Платонова эйдетика у Набокова замешана на ницшеанской «химии»: «Химия моральных, религиозных, эстетических представлений и чувств, равно как всех душевных движений… А что, если эта химия закончилась бы выводом, что и в этой области самые роскошные краски добыты из низменного, презираемого материала? Многие будут иметь охоту подчиниться таким исследованиям? Человечество любит заглушать в своем сознании вопросы о происхождении и началах; и не нужно ли почти лишиться человеческого облика, чтобы почувствовать в себе противоположное влечение». [15] Фальтер «лишился» и узнал, что свет — только тень, за-главие солнца, и кошмар химических процессов в его недрах не имеет отношения к Благу света в человеческих измерениях. Возникший в тени солнца химический синтез вещества образовал «тело», в свою очередь отбросившее «тень» в пространство «земли», спровоцировав новую химическую реакцию, сгустившую и уплотнившую ее «тело» и т. д. и т. п. Причем вероятность именно этой «цепи» проекций (так же как вероятность «цепи»: Адам — тень Илии-Господа («Адам Ильич»), Ева — тень адамова ребра, тлевшего в каком-нибудь гниющем веществе и т. д.) равна вероятности, с какой можно «найти и собрать все <…> части» «того соусника, той супницы», осколки которых рассыпаны «по дико туманным побережьям», и «в первое же, а не триллионное утро целиком восстановить посудину» (IV, 441). Такое «везение» по законам вероятности определило божественную судьбу [16] («вышел в боги») Фальтера, которую «ничто в нем не предвещало» (IV, 439). По «чудовищной случайности» на него упала тень головы горгоны Медузы, которая была тенью Афины — «заглавия» Зевса, тени Крона, упавшей там, «где не падала тень еще ни одного существа» (Плутарх). Следовательно, набоковский «психиатр», попытавшийся выяснить «пращура, сублимировавшегося» в расстроенном сознании Фальтера, своей цели достиг: «предки вывелись из суммы сами», и «бедный» психиатр стал их жертвой.
15
Ницше Ф.Человеческое, слишком человеческое. С. 239.
16
В «Других берегах» с помощью того же образа судьбы, невероятно сложившейся, подобно «кусочкам глиняной посуды» (IV, 301), описано «божественное везение» автобиографического героя.

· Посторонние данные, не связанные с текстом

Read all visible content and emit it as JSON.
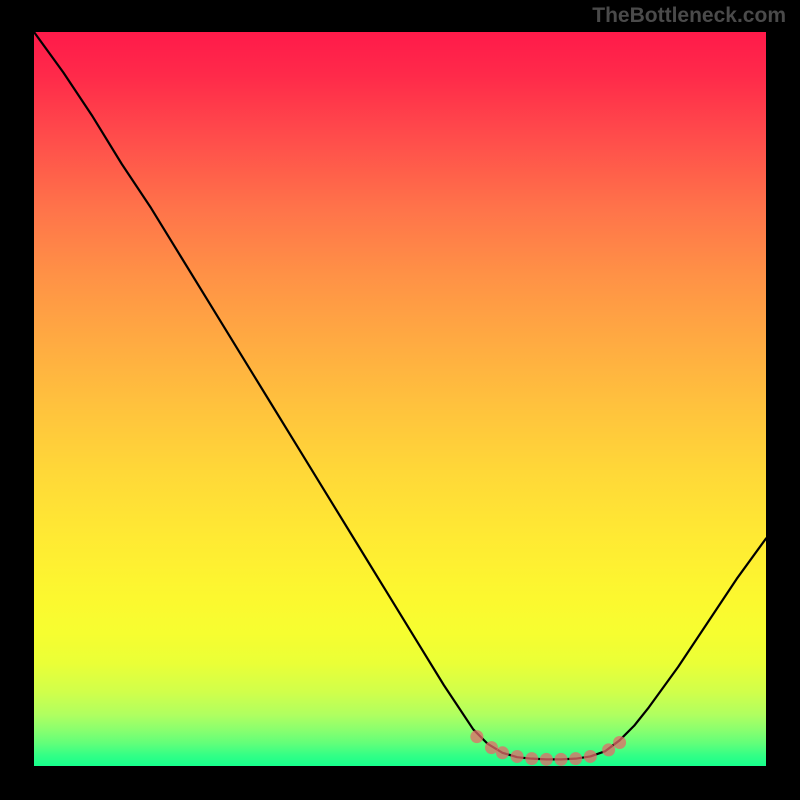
{
  "watermark": "TheBottleneck.com",
  "chart_data": {
    "type": "line",
    "title": "",
    "xlabel": "",
    "ylabel": "",
    "x_range": [
      0,
      100
    ],
    "y_range": [
      0,
      100
    ],
    "series": [
      {
        "name": "curve",
        "points": [
          [
            0.0,
            100.0
          ],
          [
            4.0,
            94.5
          ],
          [
            8.0,
            88.5
          ],
          [
            12.0,
            82.0
          ],
          [
            16.0,
            76.0
          ],
          [
            20.0,
            69.5
          ],
          [
            24.0,
            63.0
          ],
          [
            28.0,
            56.5
          ],
          [
            32.0,
            50.0
          ],
          [
            36.0,
            43.5
          ],
          [
            40.0,
            37.0
          ],
          [
            44.0,
            30.5
          ],
          [
            48.0,
            24.0
          ],
          [
            52.0,
            17.5
          ],
          [
            56.0,
            11.0
          ],
          [
            58.0,
            8.0
          ],
          [
            60.0,
            5.0
          ],
          [
            62.0,
            3.0
          ],
          [
            64.0,
            1.8
          ],
          [
            66.0,
            1.2
          ],
          [
            68.0,
            1.0
          ],
          [
            70.0,
            0.9
          ],
          [
            72.0,
            0.9
          ],
          [
            74.0,
            1.0
          ],
          [
            76.0,
            1.3
          ],
          [
            78.0,
            2.0
          ],
          [
            80.0,
            3.5
          ],
          [
            82.0,
            5.5
          ],
          [
            84.0,
            8.0
          ],
          [
            88.0,
            13.5
          ],
          [
            92.0,
            19.5
          ],
          [
            96.0,
            25.5
          ],
          [
            100.0,
            31.0
          ]
        ]
      }
    ],
    "markers": [
      [
        60.5,
        4.0
      ],
      [
        62.5,
        2.5
      ],
      [
        64.0,
        1.8
      ],
      [
        66.0,
        1.3
      ],
      [
        68.0,
        1.0
      ],
      [
        70.0,
        0.9
      ],
      [
        72.0,
        0.9
      ],
      [
        74.0,
        1.0
      ],
      [
        76.0,
        1.3
      ],
      [
        78.5,
        2.2
      ],
      [
        80.0,
        3.2
      ]
    ],
    "note": "x and y are abstract 0–100 coordinates; y=0 is the bottom (green) and y=100 is the top (red). Values are read from the curve's vertical position within the gradient."
  }
}
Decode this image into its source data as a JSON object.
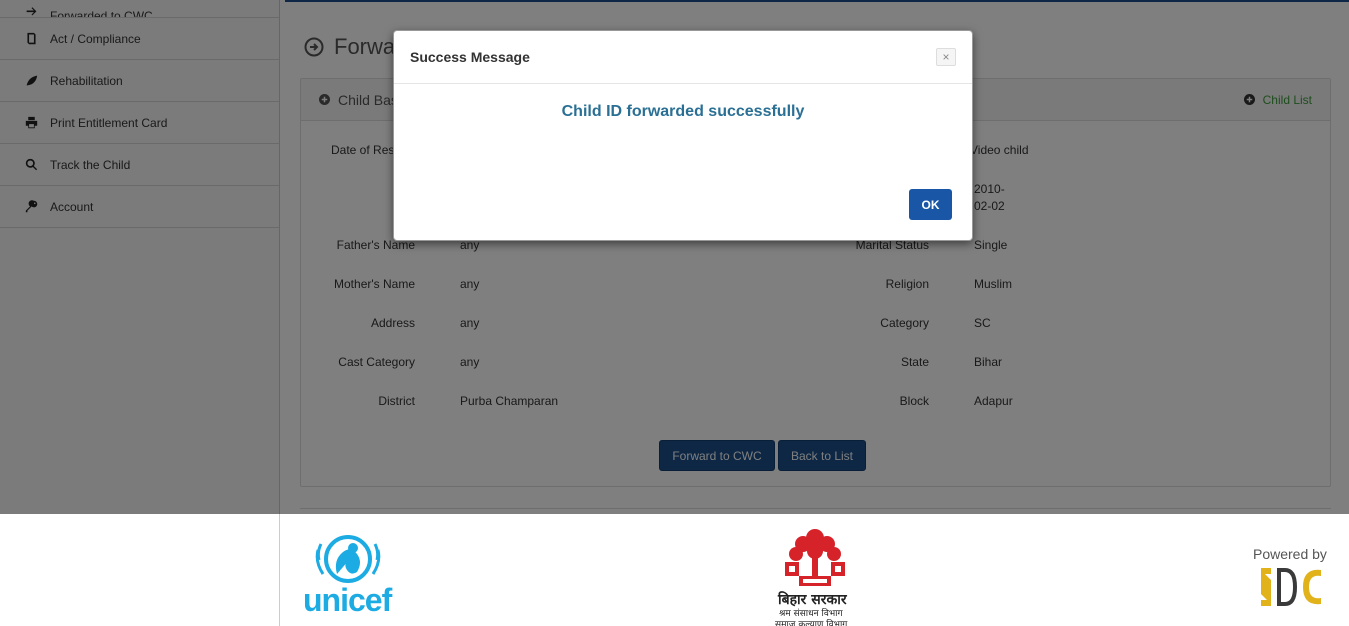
{
  "sidebar": {
    "items": [
      {
        "label": "Forwarded to CWC",
        "icon": "forward-icon"
      },
      {
        "label": "Act / Compliance",
        "icon": "book-icon"
      },
      {
        "label": "Rehabilitation",
        "icon": "leaf-icon"
      },
      {
        "label": "Print Entitlement Card",
        "icon": "print-icon"
      },
      {
        "label": "Track the Child",
        "icon": "search-icon"
      },
      {
        "label": "Account",
        "icon": "key-icon"
      }
    ]
  },
  "page": {
    "title": "Forward to CWC",
    "panel_title": "Child Basic Details",
    "child_list": "Child List"
  },
  "details": {
    "date_label": "Date of Rescue",
    "video_label": "Video child",
    "dob_value_1": "2010-",
    "dob_value_2": "02-02",
    "father_label": "Father's Name",
    "father_value": "any",
    "mother_label": "Mother's Name",
    "mother_value": "any",
    "address_label": "Address",
    "address_value": "any",
    "cast_label": "Cast Category",
    "cast_value": "any",
    "district_label": "District",
    "district_value": "Purba Champaran",
    "marital_label": "Marital Status",
    "marital_value": "Single",
    "religion_label": "Religion",
    "religion_value": "Muslim",
    "category_label": "Category",
    "category_value": "SC",
    "state_label": "State",
    "state_value": "Bihar",
    "block_label": "Block",
    "block_value": "Adapur"
  },
  "buttons": {
    "forward": "Forward to CWC",
    "back": "Back to List"
  },
  "modal": {
    "title": "Success Message",
    "close": "×",
    "message": "Child ID forwarded successfully",
    "ok": "OK"
  },
  "footer": {
    "unicef": "unicef",
    "bihar_line1": "बिहार सरकार",
    "bihar_line2": "श्रम संसाधन विभाग",
    "bihar_line3": "समाज कल्याण विभाग",
    "powered_by": "Powered by"
  },
  "colors": {
    "primary_button": "#1a4f8b",
    "ok_button": "#1a56a6",
    "success_text": "#2a6f94",
    "child_list_link": "#3c9d3c",
    "unicef_blue": "#1cabe2",
    "bihar_red": "#d6232a"
  }
}
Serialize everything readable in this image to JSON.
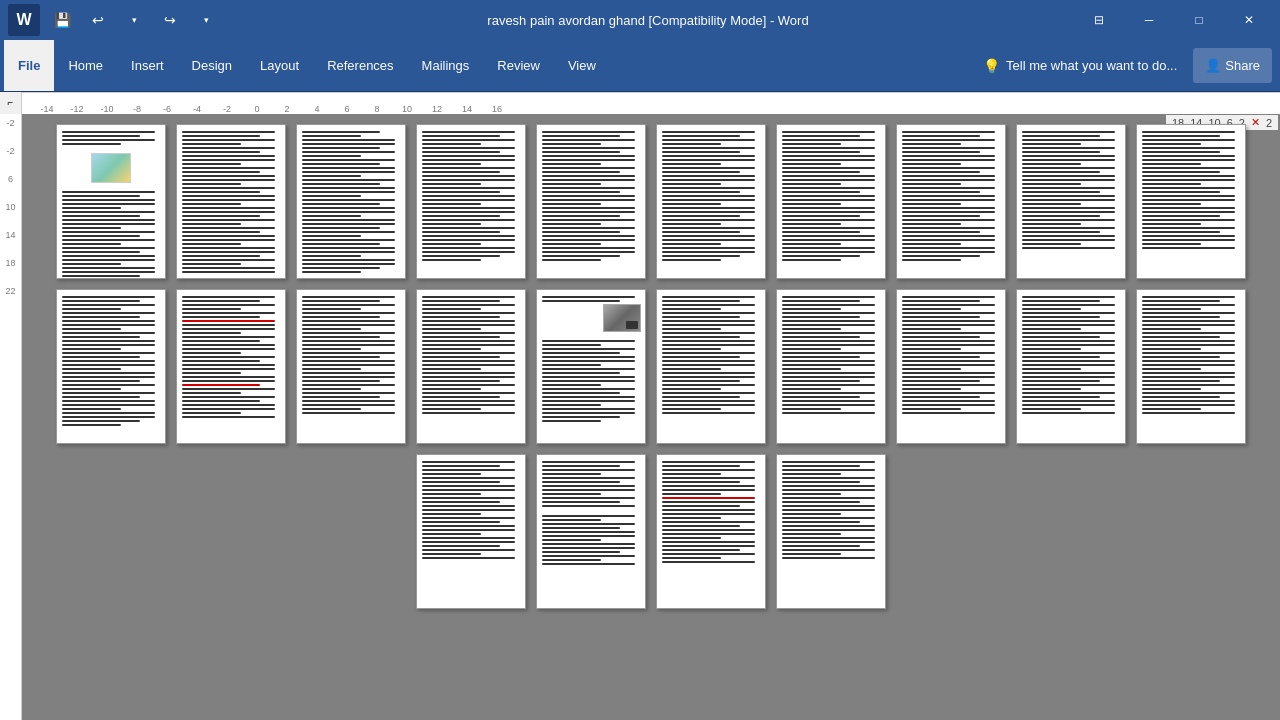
{
  "titlebar": {
    "title": "ravesh pain avordan ghand [Compatibility Mode] - Word",
    "save_icon": "💾",
    "undo_icon": "↩",
    "redo_icon": "↪",
    "minimize_label": "─",
    "restore_label": "□",
    "close_label": "✕"
  },
  "ribbon": {
    "tabs": [
      {
        "id": "file",
        "label": "File"
      },
      {
        "id": "home",
        "label": "Home"
      },
      {
        "id": "insert",
        "label": "Insert"
      },
      {
        "id": "design",
        "label": "Design"
      },
      {
        "id": "layout",
        "label": "Layout"
      },
      {
        "id": "references",
        "label": "References"
      },
      {
        "id": "mailings",
        "label": "Mailings"
      },
      {
        "id": "review",
        "label": "Review"
      },
      {
        "id": "view",
        "label": "View"
      }
    ],
    "tell_me_placeholder": "Tell me what you want to do...",
    "share_label": "Share"
  },
  "zoom": {
    "levels": [
      "18",
      "14",
      "10",
      "6",
      "2",
      "×2"
    ]
  },
  "ruler": {
    "v_numbers": [
      "-2",
      "-2",
      "6",
      "10",
      "14",
      "18",
      "22"
    ],
    "h_numbers": [
      "-14",
      "-12",
      "-10",
      "-8",
      "-6",
      "-4",
      "-2",
      "0",
      "2",
      "4",
      "6",
      "8",
      "10",
      "12",
      "14",
      "16"
    ]
  }
}
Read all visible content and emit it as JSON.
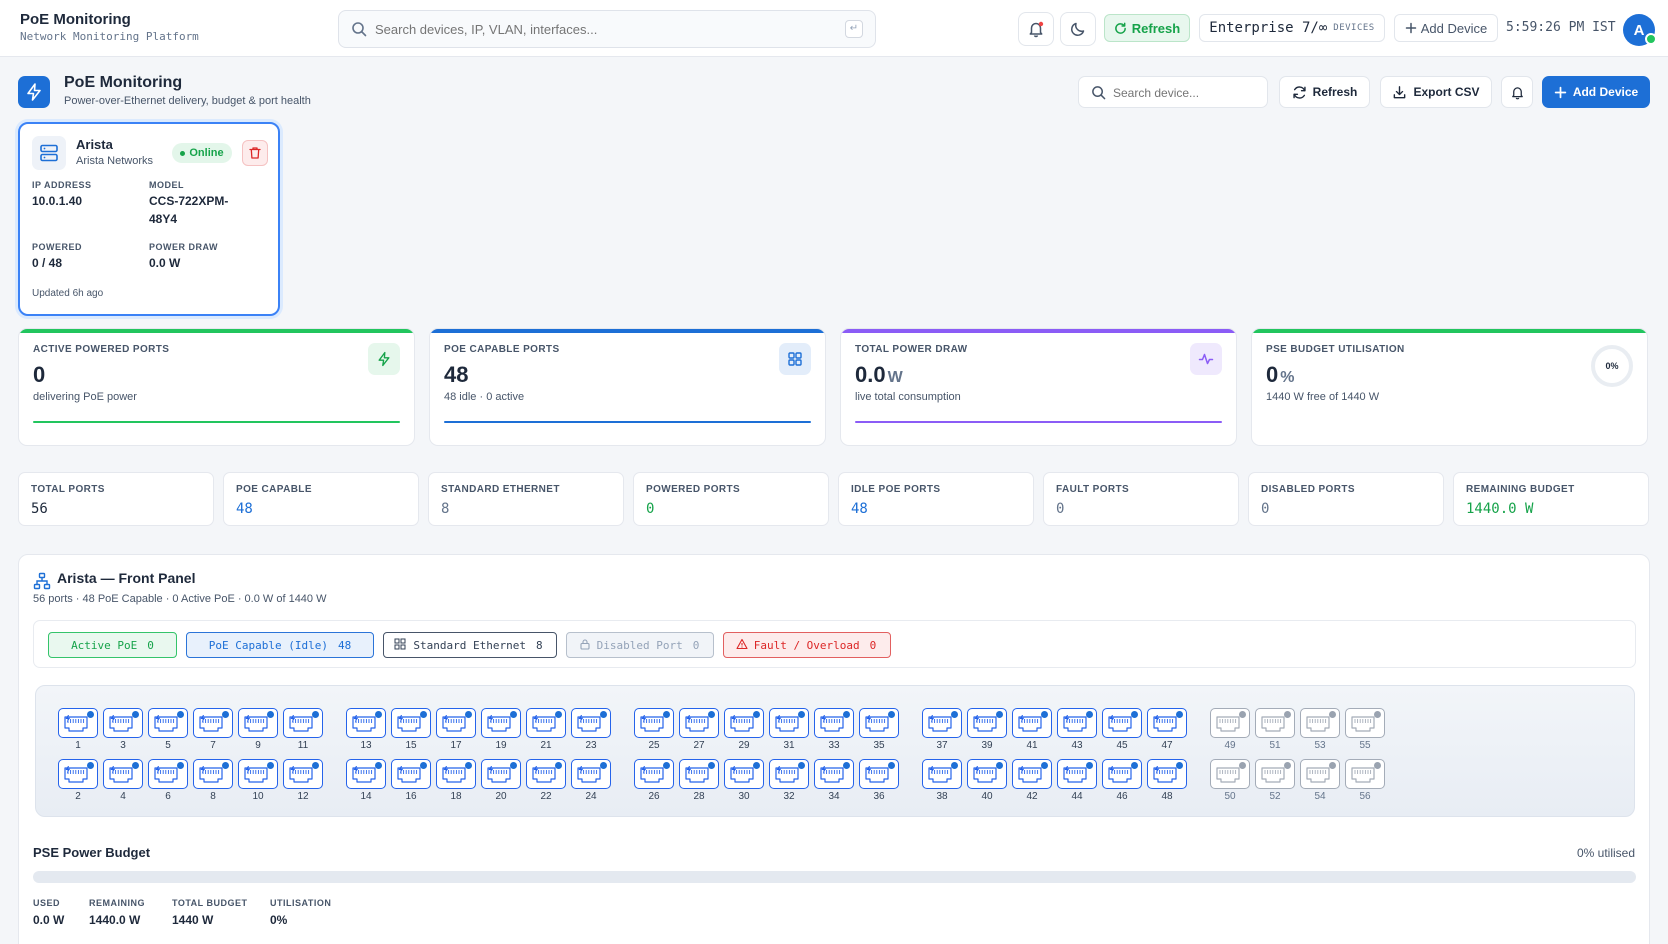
{
  "app": {
    "title": "PoE Monitoring",
    "subtitle": "Network Monitoring Platform"
  },
  "topbar": {
    "search_placeholder": "Search devices, IP, VLAN, interfaces...",
    "search_kbd": "↵",
    "refresh_label": "Refresh",
    "plan_name": "Enterprise 7/∞",
    "plan_suffix": "DEVICES",
    "add_device_label": "Add Device",
    "clock": "5:59:26 PM IST",
    "avatar_initial": "A"
  },
  "header": {
    "title": "PoE Monitoring",
    "subtitle": "Power-over-Ethernet delivery, budget & port health",
    "search_placeholder": "Search device...",
    "refresh_label": "Refresh",
    "export_label": "Export CSV",
    "add_device_label": "Add Device"
  },
  "device": {
    "name": "Arista",
    "vendor": "Arista Networks",
    "status": "Online",
    "ip_label": "IP ADDRESS",
    "ip": "10.0.1.40",
    "model_label": "MODEL",
    "model_line1": "CCS-722XPM-",
    "model_line2": "48Y4",
    "powered_label": "POWERED",
    "powered": "0 / 48",
    "draw_label": "POWER DRAW",
    "draw": "0.0 W",
    "updated": "Updated 6h ago"
  },
  "stats": [
    {
      "label": "ACTIVE POWERED PORTS",
      "value": "0",
      "unit": "",
      "sub": "delivering PoE power",
      "color": "#22c55e",
      "icon": "bolt-icon"
    },
    {
      "label": "POE CAPABLE PORTS",
      "value": "48",
      "unit": "",
      "sub": "48 idle · 0 active",
      "color": "#1d6fd6",
      "icon": "grid-icon"
    },
    {
      "label": "TOTAL POWER DRAW",
      "value": "0.0",
      "unit": "W",
      "sub": "live total consumption",
      "color": "#8b5cf6",
      "icon": "activity-icon"
    },
    {
      "label": "PSE BUDGET UTILISATION",
      "value": "0",
      "unit": "%",
      "sub": "1440 W free of 1440 W",
      "color": "#22c55e",
      "icon": "ring",
      "ring_label": "0%"
    }
  ],
  "tiles": [
    {
      "label": "TOTAL PORTS",
      "value": "56",
      "color": "#1e293b"
    },
    {
      "label": "POE CAPABLE",
      "value": "48",
      "color": "#1d6fd6"
    },
    {
      "label": "STANDARD ETHERNET",
      "value": "8",
      "color": "#64748b"
    },
    {
      "label": "POWERED PORTS",
      "value": "0",
      "color": "#16a34a"
    },
    {
      "label": "IDLE POE PORTS",
      "value": "48",
      "color": "#1d6fd6"
    },
    {
      "label": "FAULT PORTS",
      "value": "0",
      "color": "#64748b"
    },
    {
      "label": "DISABLED PORTS",
      "value": "0",
      "color": "#64748b"
    },
    {
      "label": "REMAINING BUDGET",
      "value": "1440.0 W",
      "color": "#16a34a"
    }
  ],
  "panel": {
    "title": "Arista — Front Panel",
    "subtitle": "56 ports · 48 PoE Capable · 0 Active PoE · 0.0 W of 1440 W"
  },
  "legend": [
    {
      "label": "Active PoE",
      "count": "0",
      "color": "#16a34a",
      "bg": "#e9f8ef",
      "border": "#34c46a"
    },
    {
      "label": "PoE Capable (Idle)",
      "count": "48",
      "color": "#1d6fd6",
      "bg": "#e8f1fc",
      "border": "#2b74d8"
    },
    {
      "label": "Standard Ethernet",
      "count": "8",
      "color": "#334155",
      "bg": "#ffffff",
      "border": "#475569"
    },
    {
      "label": "Disabled Port",
      "count": "0",
      "color": "#94a3b8",
      "bg": "#f1f4f8",
      "border": "#b7c0cc"
    },
    {
      "label": "Fault / Overload",
      "count": "0",
      "color": "#dc2626",
      "bg": "#fdecec",
      "border": "#e26060"
    }
  ],
  "ports": {
    "groups": [
      {
        "first": 1,
        "last": 12,
        "type": "poe"
      },
      {
        "first": 13,
        "last": 24,
        "type": "poe"
      },
      {
        "first": 25,
        "last": 36,
        "type": "poe"
      },
      {
        "first": 37,
        "last": 48,
        "type": "poe"
      },
      {
        "first": 49,
        "last": 56,
        "type": "std"
      }
    ]
  },
  "budget": {
    "title": "PSE Power Budget",
    "util_text": "0% utilised",
    "utilisation_fraction": 0,
    "used_label": "USED",
    "used": "0.0 W",
    "remaining_label": "REMAINING",
    "remaining": "1440.0 W",
    "total_label": "TOTAL BUDGET",
    "total": "1440 W",
    "util_label": "UTILISATION",
    "util": "0%"
  }
}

Таким образом, Набоков переводит идею эйдосов в идею архетипов, давая последней некое физиоутопическое толкование, предполагающее и некий метафизический аспект проблемы. Приоткрыв «краешек истины», набоковский «бог» (бок) не договаривает «что-то странное, неуловимое», заставляющее его сердиться, когда он отрицает «целесообразность искания истины в области общепринятой теологии» (IV, 458, 457). Это позволяет предположить, что в области необщепринятой теологии лежит «то главное» в Фальтере, «что соответствует главному в мире», не подлежащему «телесному трепету» (IV, 456). Фальтер, открывший за-главия вещей, сохранил в тайне ту «главу», тенью которой является вселенная, или ту «главу», тенью которой явился «повар ваш Илья на боку». Фальтеру известен не нашповар, заваривший кашу жизни, и не нашмир, а «метафизический мир, абсолютная возможность которого не может быть оспариваема», так как его свидетельством оказывается от души и тела «отрезанная голова». Так что же осталось бы от мира, если отрезать голову? Осталась бы тень мира, за-главие, которое при невероятном везении в некое первое же или триллионное утро «синтезирует» новое тело мира.